"I suppose you think I ought to be a golden-haired baby-face with no body and two useless little wings?"It is difficult -- well, really impossible -- for us to conceptualize angels. They are pure spirit, but that's not something you can really depict in art. When one really contemplates their office, however, the idea of portraying them as chubby babies with wings does seem rather ridiculous. Julie notes in her post about angels:
Charles Wallace stared at the great creature. "I might be simpler if you were." -- From Madeleine L'Engle's A Wind in the Door
An important thing to remember about angels is that they are terrifying. I am not sure when angels started to be domesticated, but nearly every time one appears in the Bible, the humans are frightened. So much so that angels had to start saying phrases like, "Fear not!" and "Do not be afraid, for you have found favor with God."The Catechism defines angels succinctly: "Angels are spiritual creatures who glorify God without ceasing and who serve his saving plans for other creatures" (CCC 350). Angels are more glorious and perfect than all visible creatures, including humans (CCC 330).
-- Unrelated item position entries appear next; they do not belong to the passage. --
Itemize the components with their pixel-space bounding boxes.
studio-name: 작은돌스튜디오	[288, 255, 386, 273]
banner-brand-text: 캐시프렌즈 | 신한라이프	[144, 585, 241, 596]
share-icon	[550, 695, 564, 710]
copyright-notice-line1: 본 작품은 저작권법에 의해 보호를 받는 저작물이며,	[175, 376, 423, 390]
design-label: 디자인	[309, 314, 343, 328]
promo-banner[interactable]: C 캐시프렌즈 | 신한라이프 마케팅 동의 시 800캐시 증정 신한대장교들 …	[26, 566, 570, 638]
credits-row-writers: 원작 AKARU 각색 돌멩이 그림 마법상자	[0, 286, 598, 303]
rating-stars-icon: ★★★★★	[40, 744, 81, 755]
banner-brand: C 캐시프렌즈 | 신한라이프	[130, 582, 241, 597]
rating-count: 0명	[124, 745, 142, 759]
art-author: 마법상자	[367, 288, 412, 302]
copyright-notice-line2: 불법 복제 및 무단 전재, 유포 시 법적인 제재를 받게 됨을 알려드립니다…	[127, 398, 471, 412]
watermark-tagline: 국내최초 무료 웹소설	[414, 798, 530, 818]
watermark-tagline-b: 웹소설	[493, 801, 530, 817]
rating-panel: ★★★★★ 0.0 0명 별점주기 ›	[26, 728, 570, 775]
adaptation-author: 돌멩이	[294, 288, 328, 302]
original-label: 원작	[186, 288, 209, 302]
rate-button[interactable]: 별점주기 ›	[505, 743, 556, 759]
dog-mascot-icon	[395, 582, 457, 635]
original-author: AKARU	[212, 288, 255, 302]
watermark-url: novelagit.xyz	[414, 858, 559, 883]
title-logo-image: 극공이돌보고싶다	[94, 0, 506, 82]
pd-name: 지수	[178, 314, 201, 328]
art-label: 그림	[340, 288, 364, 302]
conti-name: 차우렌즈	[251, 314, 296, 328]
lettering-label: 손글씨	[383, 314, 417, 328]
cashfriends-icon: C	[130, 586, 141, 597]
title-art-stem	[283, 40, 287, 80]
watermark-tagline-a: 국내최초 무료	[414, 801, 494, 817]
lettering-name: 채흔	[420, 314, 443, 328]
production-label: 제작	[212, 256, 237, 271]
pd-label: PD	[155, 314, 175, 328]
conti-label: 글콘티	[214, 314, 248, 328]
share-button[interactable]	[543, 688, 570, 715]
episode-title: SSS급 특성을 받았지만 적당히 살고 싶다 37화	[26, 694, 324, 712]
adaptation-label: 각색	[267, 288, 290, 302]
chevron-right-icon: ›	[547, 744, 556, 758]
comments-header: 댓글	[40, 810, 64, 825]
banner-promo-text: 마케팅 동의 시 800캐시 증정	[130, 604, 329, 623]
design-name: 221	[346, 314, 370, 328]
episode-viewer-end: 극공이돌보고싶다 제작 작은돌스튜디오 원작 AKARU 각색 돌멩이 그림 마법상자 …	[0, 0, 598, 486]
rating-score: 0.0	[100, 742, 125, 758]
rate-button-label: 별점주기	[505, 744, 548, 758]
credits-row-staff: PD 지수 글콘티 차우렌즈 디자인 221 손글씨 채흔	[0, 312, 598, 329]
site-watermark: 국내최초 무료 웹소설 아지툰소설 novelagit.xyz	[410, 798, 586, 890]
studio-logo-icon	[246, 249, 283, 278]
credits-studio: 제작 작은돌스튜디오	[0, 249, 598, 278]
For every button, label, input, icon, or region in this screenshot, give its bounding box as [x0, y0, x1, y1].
Angels have been a part of our salvation history since the very beginning. Their work can be seen throughout the Old Testament and especially in the New, announcing the Incarnation of Christ, protecting Jesus as a baby, serving Him in the desert, strengthening Him in the garden at Gethsemane, and announcing His resurrection (CCC 332, 333).
In fact, the Catechism asserts that Christ Himself is "the center of the angelic world":
They are his angels: "When the Son of man comes in his glory, and all the angels with him..." They belong to him because they were created through and for him: "for in him all things were created in heaven and on earth, visible and invisible, whether thrones or dominions or principalities or authorities - all things were created through him and for him." They belong to him still more because he has made them messengers of his saving plan: "Are they not all ministering spirits sent forth to serve, for the sake of those who are to obtain salvation?" (CCC 331)We join with the angels during the Mass to praise God ("Glory to God in the highest" and "Holy, holy, holy, Lord God of hosts"), and we ask for their assistance, which they are constantly giving us (CCC 335).
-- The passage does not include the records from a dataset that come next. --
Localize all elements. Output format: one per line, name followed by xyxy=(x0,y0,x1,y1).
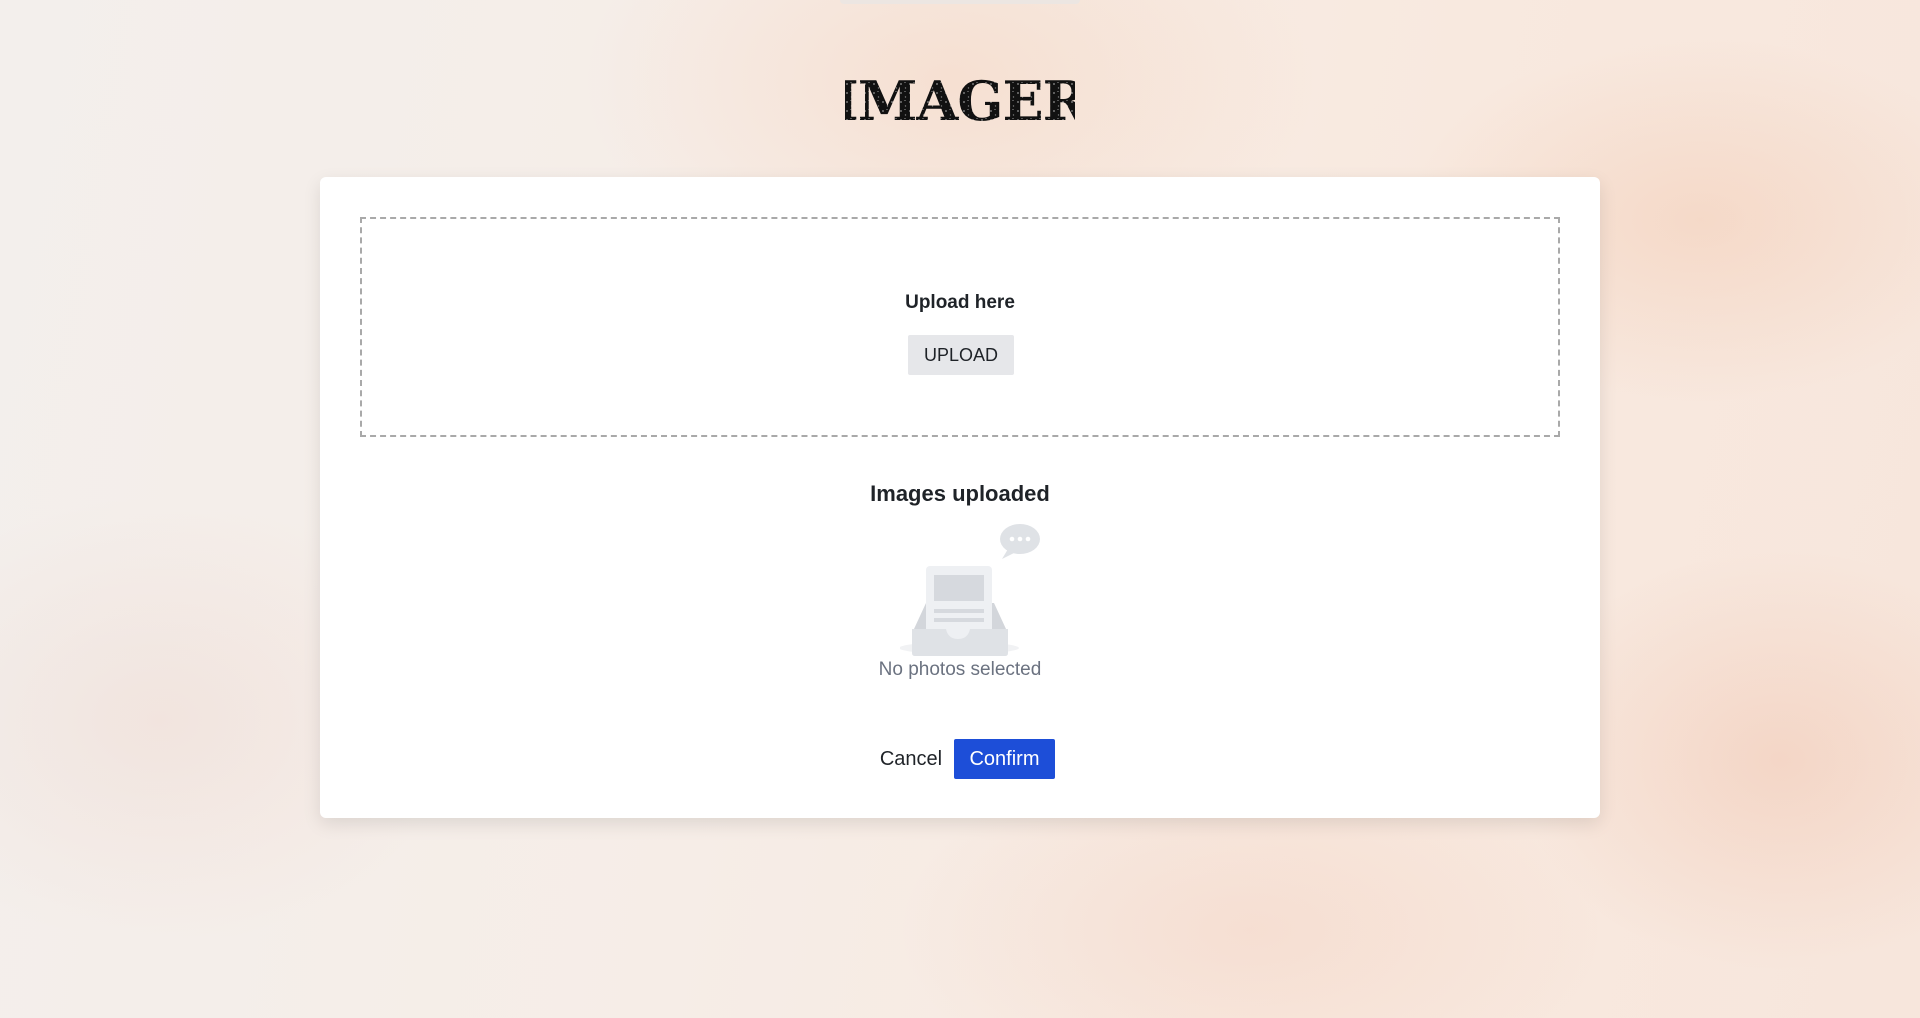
upload-dropzone[interactable]: Upload here UPLOAD xyxy=(360,217,1560,437)
empty-state-text: No photos selected xyxy=(878,659,1042,680)
cancel-button[interactable]: Cancel xyxy=(876,739,946,779)
dropzone-title: Upload here xyxy=(905,292,1015,313)
svg-text:IMAGER: IMAGER xyxy=(845,72,1075,128)
images-uploaded-title: Images uploaded xyxy=(870,481,1050,506)
upload-card: Upload here UPLOAD Images uploaded No ph… xyxy=(320,177,1600,818)
app-logo: IMAGER xyxy=(0,72,1920,133)
imager-logo: IMAGER xyxy=(845,72,1075,128)
empty-inbox-icon xyxy=(899,521,1040,662)
top-tab-decoration xyxy=(840,0,1080,4)
upload-button[interactable]: UPLOAD xyxy=(908,335,1014,375)
confirm-button[interactable]: Confirm xyxy=(954,739,1055,779)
Most Catholics also believe in guardian angels. It is not a doctrine of the faith, but something that has been taken for granted since the earliest days of Christianity. Jesus says, "See that you despise not one of these little ones: for I say to you, that their angels in heaven always see the face of my Father who is in heaven" (Matthew 18:10). From this statement, the Church has inferred not only the Old Testament assumption that angels are God's ministers who sometimes attend to and protect particular people, but that each person has a particular angel from childhood.
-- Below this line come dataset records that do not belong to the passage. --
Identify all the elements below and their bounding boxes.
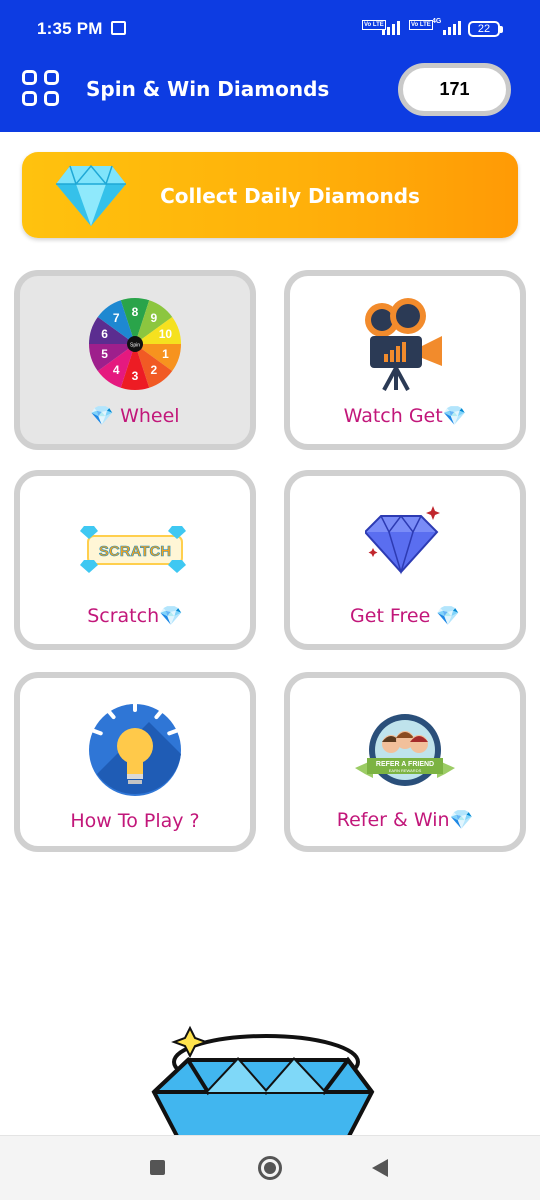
how-to-play-label: How To Play ? [70, 810, 200, 832]
message-icon [111, 21, 126, 35]
wheel-number: 8 [132, 305, 139, 319]
movie-camera-icon [365, 298, 442, 391]
app-header: 1:35 PM Vo LTE Vo LTE 4G 22 Spin & Win D… [0, 0, 540, 132]
scratch-card-icon: SCRATCH [80, 526, 186, 573]
get-free-card[interactable]: Get Free 💎 [284, 470, 526, 650]
wheel-number: 3 [132, 369, 139, 383]
network-type-icon: 4G [432, 18, 442, 25]
wheel-number: 9 [150, 311, 157, 325]
wheel-number: 6 [101, 327, 108, 341]
wheel-number: 5 [101, 347, 108, 361]
wheel-label: 💎 Wheel [90, 405, 180, 427]
signal-icon-2 [443, 20, 461, 35]
wheel-number: 2 [150, 363, 157, 377]
diamond-counter: 171 [398, 63, 511, 116]
watch-get-card[interactable]: Watch Get💎 [284, 270, 526, 450]
wheel-number: 1 [162, 347, 169, 361]
battery-icon: 22 [468, 21, 503, 37]
recent-apps-button[interactable] [150, 1160, 165, 1175]
scratch-card[interactable]: SCRATCH Scratch💎 [14, 470, 256, 650]
wheel-number: 4 [113, 363, 120, 377]
wheel-card[interactable]: 8 9 10 1 2 3 4 5 6 7 Spin 💎 Wheel [14, 270, 256, 450]
wheel-number: 7 [113, 311, 120, 325]
status-time: 1:35 PM [37, 19, 103, 38]
collect-daily-label: Collect Daily Diamonds [160, 184, 420, 208]
collect-daily-diamonds-button[interactable]: Collect Daily Diamonds [22, 152, 518, 238]
scratch-text: SCRATCH [99, 543, 171, 560]
signal-icon [382, 20, 400, 35]
wheel-number: 10 [159, 327, 173, 341]
page-title: Spin & Win Diamonds [86, 77, 330, 101]
get-free-label: Get Free 💎 [350, 605, 460, 627]
refer-win-label: Refer & Win💎 [336, 809, 474, 831]
refer-badge-subtitle: EARN REWARDS [389, 768, 422, 773]
how-to-play-card[interactable]: How To Play ? [14, 672, 256, 852]
refer-friend-badge-icon: REFER A FRIEND EARN REWARDS [355, 714, 455, 786]
spin-wheel-icon: 8 910 12345 67 Spin [89, 298, 181, 390]
back-button[interactable] [372, 1159, 388, 1177]
status-bar: 1:35 PM Vo LTE Vo LTE 4G 22 [0, 0, 540, 58]
wheel-center-label: Spin [130, 343, 140, 349]
menu-grid-icon[interactable] [22, 70, 62, 108]
volte-icon-2: Vo LTE [409, 20, 433, 30]
home-button[interactable] [258, 1156, 282, 1180]
diamond-sparkle-icon [365, 506, 440, 575]
watch-get-label: Watch Get💎 [343, 405, 467, 427]
refer-badge-title: REFER A FRIEND [376, 761, 434, 768]
lightbulb-icon [89, 700, 181, 796]
diamond-icon [56, 164, 126, 226]
system-navigation-bar [0, 1135, 540, 1200]
large-diamond-icon [151, 1025, 375, 1138]
refer-win-card[interactable]: REFER A FRIEND EARN REWARDS Refer & Win💎 [284, 672, 526, 852]
scratch-label: Scratch💎 [87, 605, 183, 627]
"From its beginning until death, human life is surrounded by their watchful care and intercession" (CCC 336)I love angels because they remind me of how truly glorious and awesome our God is. To quote Julie yet again:
But our God is an awesome God - awesome in the "awe-inspiring" way. God is not our bro. God is not our homeboy. God is the Almighty one - the Alpha (first) and the Omega (last) - the one who is, the one who was, the one who will be (Revelation 1:8).God is not a grandfatherly old man with a long white beard, twiddling this thumbs as He whiles away the day on His throne. He is the almighty, the infinite, the holy trinity, the eternal, the one Who is, always has been, and always will be, and He is always surrounded by countless creatures forever singing His praise. He constantly directs these creatures be messengers to and protectors of us. How amazing is that?